Hay tantos analistas de los procesos electorales como electores. Sobre todo, a toro pasado, porque es más fácil acertar.
Con todo, una de las preguntas más inquietantes sigue siendo: ¿por qué Unidos Podemos no ha cumplido sus extraordinarias expectativas de voto? Es más: ¿por qué ni siquiera ha conseguido la suma de papeletas que hace seis meses lograron por separado Izquierda Unida y Podemos?
A su manera, ríspida y bronca, lo acaba de explicar Juan Carlos Monedero, el dirigente podemita apartado de la primera línea de juego precisamente por sus formas radicales y sus turbios enjuagues: el mensaje electoral ha consistido, para él, en "un discurso hueco"; es decir, blandito, con mucha sonrisa y poco radicalismo doctrinario.
Efectivamente, Pablo Iglesias se ha pasado todos los días diciendo que él es socialdemócrata y que, para mayor inri, también lo fueron Marx y Engels. ¡Toma ya: los padres del comunismo en el mismo barco ideológico que Tony Blair y Gerhard Schroeder!
Para que, ante ello, no se largasen despavoridos sus votantes tradicionales, Alberto Garzón, socio de última hora de Podemos, se ha pasado toda la campaña insistiendo en que él y los suyos no son socialdemócratas, sino comunistas de toda la vida.
Ya ven qué antológica contradicción metafísica: ser al mismo tiempo comunista y anticomunista. ¿A cuál de las dos corrientes estaría votando el elector de Unidos Podemos al depositar su papeleta en las urnas?
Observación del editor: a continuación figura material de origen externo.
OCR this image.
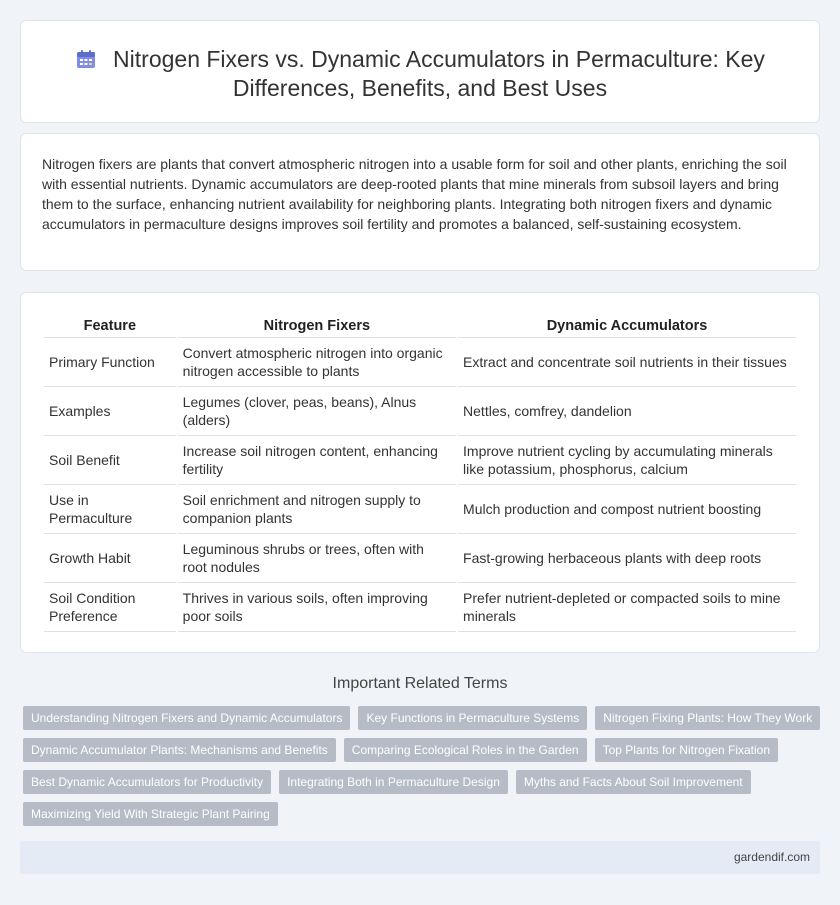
Nitrogen Fixers vs. Dynamic Accumulators in Permaculture: Key Differences, Benefits, and Best Uses

Nitrogen fixers are plants that convert atmospheric nitrogen into a usable form for soil and other plants, enriching the soil with essential nutrients. Dynamic accumulators are deep-rooted plants that mine minerals from subsoil layers and bring them to the surface, enhancing nutrient availability for neighboring plants. Integrating both nitrogen fixers and dynamic accumulators in permaculture designs improves soil fertility and promotes a balanced, self-sustaining ecosystem.

Feature	Nitrogen Fixers	Dynamic Accumulators
Primary Function	Convert atmospheric nitrogen into organic nitrogen accessible to plants	Extract and concentrate soil nutrients in their tissues
Examples	Legumes (clover, peas, beans), Alnus (alders)	Nettles, comfrey, dandelion
Soil Benefit	Increase soil nitrogen content, enhancing fertility	Improve nutrient cycling by accumulating minerals like potassium, phosphorus, calcium
Use in Permaculture	Soil enrichment and nitrogen supply to companion plants	Mulch production and compost nutrient boosting
Growth Habit	Leguminous shrubs or trees, often with root nodules	Fast-growing herbaceous plants with deep roots
Soil Condition Preference	Thrives in various soils, often improving poor soils	Prefer nutrient-depleted or compacted soils to mine minerals
Important Related Terms
Understanding Nitrogen Fixers and Dynamic Accumulators	Key Functions in Permaculture Systems	Nitrogen Fixing Plants: How They Work
Dynamic Accumulator Plants: Mechanisms and Benefits	Comparing Ecological Roles in the Garden	Top Plants for Nitrogen Fixation
Best Dynamic Accumulators for Productivity	Integrating Both in Permaculture Design	Myths and Facts About Soil Improvement
Maximizing Yield With Strategic Plant Pairing
gardendif.com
Ante la eventualidad de meter la pata ayudando a sus contrarios, mucha gente que antes había votado por separado los miembros de la coalición ha preferido, al parecer, abstenerse o votar algo menos contradictorio.
Éste era el temor que albergaba Íñigo Errejón, renuente desde el principio a una coalición que él veía capaz de restar votos en vez de multiplicar resultados. Y es que ser a la vez comunista y socialdemócrata equivale a sentirse simultáneamente del Betis y del Sevilla: un imposible ontológico.